Sunday, 11 September 2011

Skinny Choc Mint Icecream..



3 egg yolks
1⁄2 cup castor sugar
200ml extra light cream 
350ml skim milk 
pinch salt 
Peppermint Essense to taste and green food colouring to colour
100g chocolate bits (I used Mini Specked Easter Eggs)

Beat the egg yolk and sugar together until fluffy. Stir 
in the remaining ingredients. Pour into the freezer canister and allow to churn and freeze. 

Note: Any variation of chocolate bar finely 
chopped can be used i.e. Cherry Ripe, Mars 
Bar, Violet Crumble or Peppermint Crisp. 

If you don't have an icecream maker.... 

Take your ice cream recipe mixture and carefully pour it into the bowl, then chill in the fridge for up to 2 hours. 

Take the bowl out of the fridge and transfer to the freezer for about half an hour. Then check just how much the mixture has frozen - ideally, it should have started to freeze at the edges but not fully through to the centre. 

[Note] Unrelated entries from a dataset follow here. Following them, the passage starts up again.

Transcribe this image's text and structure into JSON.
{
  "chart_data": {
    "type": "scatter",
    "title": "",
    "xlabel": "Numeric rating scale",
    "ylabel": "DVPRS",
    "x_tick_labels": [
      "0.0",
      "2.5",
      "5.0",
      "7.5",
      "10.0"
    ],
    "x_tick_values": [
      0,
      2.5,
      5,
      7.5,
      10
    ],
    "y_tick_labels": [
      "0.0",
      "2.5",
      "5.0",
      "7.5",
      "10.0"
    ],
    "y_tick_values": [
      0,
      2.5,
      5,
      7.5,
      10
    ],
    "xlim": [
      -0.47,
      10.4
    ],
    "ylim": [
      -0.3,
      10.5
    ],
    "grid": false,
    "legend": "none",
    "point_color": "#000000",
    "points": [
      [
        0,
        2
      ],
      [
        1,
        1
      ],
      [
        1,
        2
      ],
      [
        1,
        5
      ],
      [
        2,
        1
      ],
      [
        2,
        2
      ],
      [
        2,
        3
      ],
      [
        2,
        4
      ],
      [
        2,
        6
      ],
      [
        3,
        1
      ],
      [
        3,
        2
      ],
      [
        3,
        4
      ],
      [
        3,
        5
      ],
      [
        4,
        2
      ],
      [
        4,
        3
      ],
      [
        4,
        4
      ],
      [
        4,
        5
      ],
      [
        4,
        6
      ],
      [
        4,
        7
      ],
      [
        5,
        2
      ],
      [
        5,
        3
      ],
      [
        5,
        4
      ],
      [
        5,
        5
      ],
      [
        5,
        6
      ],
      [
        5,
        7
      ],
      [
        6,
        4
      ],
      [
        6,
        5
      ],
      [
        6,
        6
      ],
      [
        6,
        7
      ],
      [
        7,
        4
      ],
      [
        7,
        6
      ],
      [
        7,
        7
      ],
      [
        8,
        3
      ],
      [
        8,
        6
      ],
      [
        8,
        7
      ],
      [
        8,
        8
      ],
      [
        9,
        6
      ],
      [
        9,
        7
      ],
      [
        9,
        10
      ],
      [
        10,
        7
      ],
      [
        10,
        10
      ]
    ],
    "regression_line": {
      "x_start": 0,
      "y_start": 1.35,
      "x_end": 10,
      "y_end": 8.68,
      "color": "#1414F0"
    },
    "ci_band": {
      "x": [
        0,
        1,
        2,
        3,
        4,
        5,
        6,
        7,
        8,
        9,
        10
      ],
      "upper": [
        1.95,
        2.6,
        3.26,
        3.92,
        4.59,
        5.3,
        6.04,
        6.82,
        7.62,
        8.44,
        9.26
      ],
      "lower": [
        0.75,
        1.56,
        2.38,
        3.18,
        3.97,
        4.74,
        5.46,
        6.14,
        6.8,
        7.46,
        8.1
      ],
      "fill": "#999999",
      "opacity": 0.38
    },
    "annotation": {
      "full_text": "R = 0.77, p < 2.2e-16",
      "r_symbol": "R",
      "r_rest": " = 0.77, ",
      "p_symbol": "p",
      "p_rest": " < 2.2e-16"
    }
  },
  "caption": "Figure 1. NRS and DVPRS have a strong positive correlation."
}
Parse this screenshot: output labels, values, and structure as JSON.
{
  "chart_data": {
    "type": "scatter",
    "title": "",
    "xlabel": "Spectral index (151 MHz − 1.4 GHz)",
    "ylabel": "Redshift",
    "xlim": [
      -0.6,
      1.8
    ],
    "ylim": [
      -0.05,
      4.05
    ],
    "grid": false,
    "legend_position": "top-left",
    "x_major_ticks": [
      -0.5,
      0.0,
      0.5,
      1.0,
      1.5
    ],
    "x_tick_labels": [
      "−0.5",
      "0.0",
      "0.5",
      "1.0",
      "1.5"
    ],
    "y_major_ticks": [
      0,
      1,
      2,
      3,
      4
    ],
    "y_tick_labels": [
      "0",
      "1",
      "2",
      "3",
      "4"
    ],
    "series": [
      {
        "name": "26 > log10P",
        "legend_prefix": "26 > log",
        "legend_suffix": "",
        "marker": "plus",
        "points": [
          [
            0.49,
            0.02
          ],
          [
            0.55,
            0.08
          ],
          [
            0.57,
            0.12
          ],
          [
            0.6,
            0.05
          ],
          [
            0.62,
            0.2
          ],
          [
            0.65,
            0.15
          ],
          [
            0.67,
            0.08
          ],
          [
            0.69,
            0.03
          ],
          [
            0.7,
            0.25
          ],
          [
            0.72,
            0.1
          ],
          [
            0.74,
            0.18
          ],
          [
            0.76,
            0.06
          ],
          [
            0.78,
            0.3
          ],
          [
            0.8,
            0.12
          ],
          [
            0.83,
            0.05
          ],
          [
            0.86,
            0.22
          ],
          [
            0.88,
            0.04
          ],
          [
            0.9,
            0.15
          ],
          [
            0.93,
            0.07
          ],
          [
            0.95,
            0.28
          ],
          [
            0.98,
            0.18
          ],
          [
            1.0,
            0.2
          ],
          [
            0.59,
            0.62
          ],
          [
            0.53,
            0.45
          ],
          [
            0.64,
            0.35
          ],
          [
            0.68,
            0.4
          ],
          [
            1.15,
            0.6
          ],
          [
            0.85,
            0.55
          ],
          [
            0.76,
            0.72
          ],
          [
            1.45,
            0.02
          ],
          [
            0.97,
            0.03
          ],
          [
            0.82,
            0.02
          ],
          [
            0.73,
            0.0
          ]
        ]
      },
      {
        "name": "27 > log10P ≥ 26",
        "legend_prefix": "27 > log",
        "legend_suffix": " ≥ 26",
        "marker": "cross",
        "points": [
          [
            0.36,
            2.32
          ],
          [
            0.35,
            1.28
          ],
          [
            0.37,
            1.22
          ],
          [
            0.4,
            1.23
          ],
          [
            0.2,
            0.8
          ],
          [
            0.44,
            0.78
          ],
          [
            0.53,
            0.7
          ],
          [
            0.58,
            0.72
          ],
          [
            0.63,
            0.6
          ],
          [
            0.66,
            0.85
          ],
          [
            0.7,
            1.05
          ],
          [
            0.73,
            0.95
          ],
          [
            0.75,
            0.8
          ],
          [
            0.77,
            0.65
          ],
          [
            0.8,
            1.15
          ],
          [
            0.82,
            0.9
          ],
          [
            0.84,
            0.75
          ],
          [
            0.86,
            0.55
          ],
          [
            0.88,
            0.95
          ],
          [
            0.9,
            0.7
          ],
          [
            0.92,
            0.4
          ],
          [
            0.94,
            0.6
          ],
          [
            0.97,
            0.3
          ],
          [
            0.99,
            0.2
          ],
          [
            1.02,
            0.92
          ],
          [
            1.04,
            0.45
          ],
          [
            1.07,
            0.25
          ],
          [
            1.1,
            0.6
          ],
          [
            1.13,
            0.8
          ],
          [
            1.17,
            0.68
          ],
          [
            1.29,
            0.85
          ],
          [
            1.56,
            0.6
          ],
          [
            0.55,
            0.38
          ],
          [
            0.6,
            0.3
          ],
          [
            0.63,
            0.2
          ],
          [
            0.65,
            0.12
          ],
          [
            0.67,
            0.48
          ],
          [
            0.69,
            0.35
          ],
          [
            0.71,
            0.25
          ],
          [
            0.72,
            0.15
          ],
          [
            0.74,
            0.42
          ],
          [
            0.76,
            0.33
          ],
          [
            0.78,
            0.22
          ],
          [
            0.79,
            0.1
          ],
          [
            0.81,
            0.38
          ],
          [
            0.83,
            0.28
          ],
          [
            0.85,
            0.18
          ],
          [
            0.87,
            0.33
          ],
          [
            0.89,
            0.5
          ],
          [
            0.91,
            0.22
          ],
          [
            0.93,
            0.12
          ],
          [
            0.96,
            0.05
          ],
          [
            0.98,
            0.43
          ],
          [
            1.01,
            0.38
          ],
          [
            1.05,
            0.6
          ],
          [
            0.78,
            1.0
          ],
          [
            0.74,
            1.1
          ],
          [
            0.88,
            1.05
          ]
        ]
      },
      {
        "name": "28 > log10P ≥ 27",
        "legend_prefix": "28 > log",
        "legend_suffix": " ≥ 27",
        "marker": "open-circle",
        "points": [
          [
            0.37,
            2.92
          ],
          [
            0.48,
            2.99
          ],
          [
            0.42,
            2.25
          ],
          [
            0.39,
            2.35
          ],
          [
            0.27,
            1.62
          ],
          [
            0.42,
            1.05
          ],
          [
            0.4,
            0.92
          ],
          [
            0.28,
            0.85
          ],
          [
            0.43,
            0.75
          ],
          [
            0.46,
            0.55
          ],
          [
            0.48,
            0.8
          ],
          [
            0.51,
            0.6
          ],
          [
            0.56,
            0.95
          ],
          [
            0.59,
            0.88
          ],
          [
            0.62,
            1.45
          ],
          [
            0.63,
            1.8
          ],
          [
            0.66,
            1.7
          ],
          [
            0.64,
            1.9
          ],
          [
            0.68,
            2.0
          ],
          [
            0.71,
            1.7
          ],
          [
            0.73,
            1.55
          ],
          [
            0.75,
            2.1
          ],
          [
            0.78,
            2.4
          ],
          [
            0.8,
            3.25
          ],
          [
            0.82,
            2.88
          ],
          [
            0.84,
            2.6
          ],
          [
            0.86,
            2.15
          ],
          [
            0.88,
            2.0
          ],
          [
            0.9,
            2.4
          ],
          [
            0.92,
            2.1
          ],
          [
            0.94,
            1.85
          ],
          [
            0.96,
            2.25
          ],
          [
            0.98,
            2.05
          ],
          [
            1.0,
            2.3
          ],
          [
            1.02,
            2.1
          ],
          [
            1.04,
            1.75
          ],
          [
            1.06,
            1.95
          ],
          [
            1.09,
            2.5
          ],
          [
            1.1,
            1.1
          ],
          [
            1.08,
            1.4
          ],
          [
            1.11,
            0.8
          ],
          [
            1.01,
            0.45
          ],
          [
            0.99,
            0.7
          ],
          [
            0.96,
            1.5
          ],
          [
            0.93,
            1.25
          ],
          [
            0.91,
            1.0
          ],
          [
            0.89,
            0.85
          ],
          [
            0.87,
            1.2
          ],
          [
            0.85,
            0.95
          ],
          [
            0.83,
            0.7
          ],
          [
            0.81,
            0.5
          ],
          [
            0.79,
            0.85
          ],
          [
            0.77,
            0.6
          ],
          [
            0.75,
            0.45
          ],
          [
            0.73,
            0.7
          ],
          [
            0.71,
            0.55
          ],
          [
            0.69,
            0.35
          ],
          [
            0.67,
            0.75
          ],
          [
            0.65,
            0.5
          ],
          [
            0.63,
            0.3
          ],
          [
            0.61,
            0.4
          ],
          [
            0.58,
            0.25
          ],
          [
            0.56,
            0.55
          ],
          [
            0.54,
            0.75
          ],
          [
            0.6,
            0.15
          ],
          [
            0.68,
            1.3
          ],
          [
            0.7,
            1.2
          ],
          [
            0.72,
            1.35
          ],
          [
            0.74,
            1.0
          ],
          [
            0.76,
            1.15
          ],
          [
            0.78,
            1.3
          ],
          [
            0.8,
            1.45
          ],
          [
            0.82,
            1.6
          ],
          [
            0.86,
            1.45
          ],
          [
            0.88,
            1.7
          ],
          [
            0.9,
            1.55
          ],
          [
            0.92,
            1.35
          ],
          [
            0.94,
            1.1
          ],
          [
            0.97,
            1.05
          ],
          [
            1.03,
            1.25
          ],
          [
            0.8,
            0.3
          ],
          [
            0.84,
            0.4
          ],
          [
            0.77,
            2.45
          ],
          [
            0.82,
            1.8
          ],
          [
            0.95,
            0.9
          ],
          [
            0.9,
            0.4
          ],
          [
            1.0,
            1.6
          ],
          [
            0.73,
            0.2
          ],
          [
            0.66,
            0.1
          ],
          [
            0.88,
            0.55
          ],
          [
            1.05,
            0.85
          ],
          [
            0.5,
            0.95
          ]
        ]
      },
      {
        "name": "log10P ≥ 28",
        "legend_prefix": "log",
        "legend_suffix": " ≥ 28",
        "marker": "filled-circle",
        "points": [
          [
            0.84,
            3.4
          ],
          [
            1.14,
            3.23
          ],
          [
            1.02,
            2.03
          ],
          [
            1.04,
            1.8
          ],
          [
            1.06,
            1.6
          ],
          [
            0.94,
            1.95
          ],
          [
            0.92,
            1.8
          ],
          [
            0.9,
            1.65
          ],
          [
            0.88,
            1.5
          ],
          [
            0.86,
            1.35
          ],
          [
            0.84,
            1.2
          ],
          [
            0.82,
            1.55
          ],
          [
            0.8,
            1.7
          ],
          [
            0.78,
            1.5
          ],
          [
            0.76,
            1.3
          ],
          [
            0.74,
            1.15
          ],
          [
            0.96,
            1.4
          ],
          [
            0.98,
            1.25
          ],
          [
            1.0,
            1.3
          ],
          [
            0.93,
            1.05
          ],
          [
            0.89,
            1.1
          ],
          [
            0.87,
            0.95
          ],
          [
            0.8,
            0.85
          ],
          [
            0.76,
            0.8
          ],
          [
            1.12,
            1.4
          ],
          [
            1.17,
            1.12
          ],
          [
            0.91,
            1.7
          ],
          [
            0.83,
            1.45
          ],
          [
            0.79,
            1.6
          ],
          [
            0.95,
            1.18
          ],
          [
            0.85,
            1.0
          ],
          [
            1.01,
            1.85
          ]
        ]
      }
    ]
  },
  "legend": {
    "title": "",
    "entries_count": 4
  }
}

Take the bowl out of the freezer and beat the ice cream mixture until it’s creamy once again (to dislodge and break up the ice crystals that have formed). 

Put it back in the freezer for another half hour, then remove and once again beat with a whisk. 

Do this again so that you have beaten the mixture a total of 3 times whilst freezing in between. Put the mixture back into the freezer for a final time until it’s ready to eat.